Once the parties have negotiated a suitable Non-Disclosure Agreement with each Underlying Fund, on a monthly basis each Underlying Fund will provide its Portfolio Data to BNYM as of the then-previous month's end in a format mutually agreed to by the parties.  BNYM will aggregate the Portfolio Data from each Underlying Fund ("Aggregated Position Data"), perform the quarterly Sub-Chapter M calculations based on such Aggregated Position Data and provide a report of the results of such testing to the Fund and its auditors.

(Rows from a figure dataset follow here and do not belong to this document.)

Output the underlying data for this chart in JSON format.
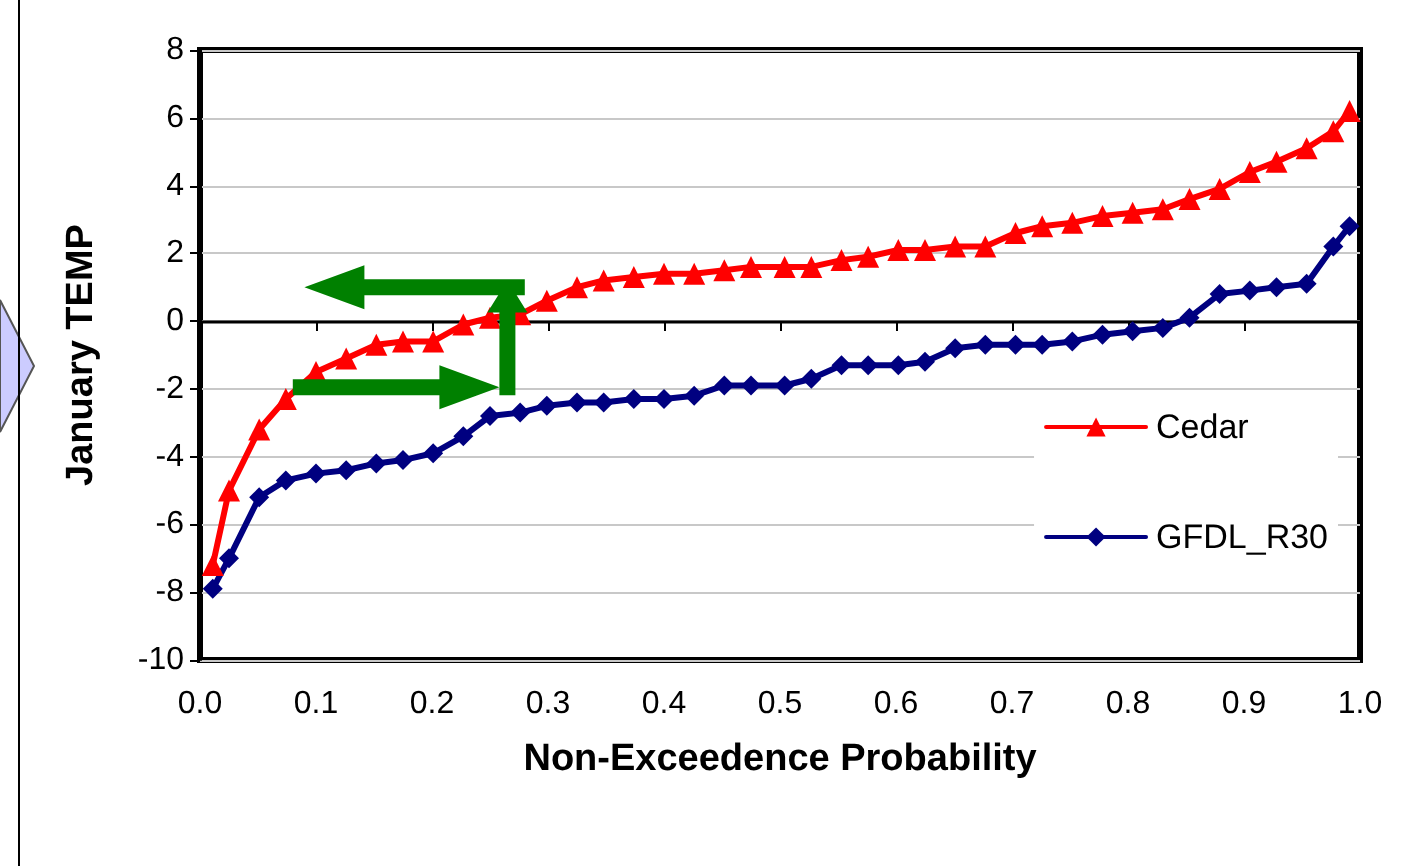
{
  "chart_data": {
    "type": "line",
    "xlabel": "Non-Exceedence Probability",
    "ylabel": "January TEMP",
    "x": [
      0.011,
      0.025,
      0.051,
      0.074,
      0.1,
      0.126,
      0.152,
      0.175,
      0.201,
      0.227,
      0.25,
      0.276,
      0.299,
      0.325,
      0.348,
      0.374,
      0.4,
      0.426,
      0.452,
      0.475,
      0.504,
      0.527,
      0.553,
      0.576,
      0.602,
      0.625,
      0.651,
      0.677,
      0.703,
      0.726,
      0.752,
      0.778,
      0.804,
      0.83,
      0.853,
      0.879,
      0.905,
      0.928,
      0.954,
      0.977,
      0.991
    ],
    "series": [
      {
        "name": "Cedar",
        "color": "#ff0000",
        "marker": "triangle",
        "values": [
          -7.2,
          -5.0,
          -3.2,
          -2.3,
          -1.5,
          -1.1,
          -0.7,
          -0.6,
          -0.6,
          -0.1,
          0.1,
          0.2,
          0.6,
          1.0,
          1.2,
          1.3,
          1.4,
          1.4,
          1.5,
          1.6,
          1.6,
          1.6,
          1.8,
          1.9,
          2.1,
          2.1,
          2.2,
          2.2,
          2.6,
          2.8,
          2.9,
          3.1,
          3.2,
          3.3,
          3.6,
          3.9,
          4.4,
          4.7,
          5.1,
          5.6,
          6.2
        ]
      },
      {
        "name": "GFDL_R30",
        "color": "#000080",
        "marker": "diamond",
        "values": [
          -7.9,
          -7.0,
          -5.2,
          -4.7,
          -4.5,
          -4.4,
          -4.2,
          -4.1,
          -3.9,
          -3.4,
          -2.8,
          -2.7,
          -2.5,
          -2.4,
          -2.4,
          -2.3,
          -2.3,
          -2.2,
          -1.9,
          -1.9,
          -1.9,
          -1.7,
          -1.3,
          -1.3,
          -1.3,
          -1.2,
          -0.8,
          -0.7,
          -0.7,
          -0.7,
          -0.6,
          -0.4,
          -0.3,
          -0.2,
          0.1,
          0.8,
          0.9,
          1.0,
          1.1,
          2.2,
          2.8
        ]
      }
    ],
    "xlim": [
      0,
      1
    ],
    "xticks": [
      {
        "value": 0,
        "label": "0.0"
      },
      0.1,
      0.2,
      0.3,
      0.4,
      0.5,
      0.6,
      0.7,
      0.8,
      0.9,
      {
        "value": 1,
        "label": "1.0"
      }
    ],
    "ylim": [
      -10,
      8
    ],
    "yticks": [
      -10,
      -8,
      -6,
      -4,
      -2,
      0,
      2,
      4,
      6,
      8
    ],
    "grid": "y",
    "legend": "right",
    "line_style": "solid"
  }
}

Nothing herein shall serve to prohibit or otherwise limit the ability of BNYM or its affiliates to enter into an administration or other servicing relationship with any Underlying Fund.  BNYM shall be under no duty or obligation to take any action with respect to Portfolio Data other than as expressly provided for herein.  For the avoidance of doubt, BNYM shall not be liable or responsible for the accuracy of any Portfolio Data, and BNYM shall be under no duty hereunder to validate, verify or confirm such Portfolio Data.  BNYM shall not be liable or responsible for the failure or refusal of any Underlying Fund to provide the Portfolio Data to BNYM on a timely basis.  The Fund acknowledges, consents and agrees that BNYM is entitled to and must maintain the confidentiality of Portfolio Data and not disclose such Portfolio Data to the Fund (even if such Portfolio Data is material or adverse to the Fund's interests), and the Fund hereby waives any claims or liabilities arising from BNYM's possession of such material or adverse Portfolio Data.  Except as limited herein, the provision of Sub-Chapter M Services by BNYM shall otherwise be subject to the terms and conditions of the Agreement (including, without limitation, the standard of care and limitations of liability provisions herein).  For the avoidance of doubt, BNYM may, in its sole discretion, engage sub-contractors to perform any of the obligations contained herein provided that BNYM shall remain responsible for the acts or omissions of any such sub-contractors.

Upon the request of the Fund, BNYM will contact an Underlying Fund which holds non-qualifying assets or assets which are not expected to generate qualifying income for consent or permission for BNYM (under the terms of the applicable Non-Disclosure Agreement) to disclose to the Fund the fact that such Underlying Fund holds such assets, but under no circumstances shall BNYM have any liability or further responsibility (including, without limitation, any disclosure obligation) in the event that an Underlying Fund fails to consent or otherwise permit such disclosure.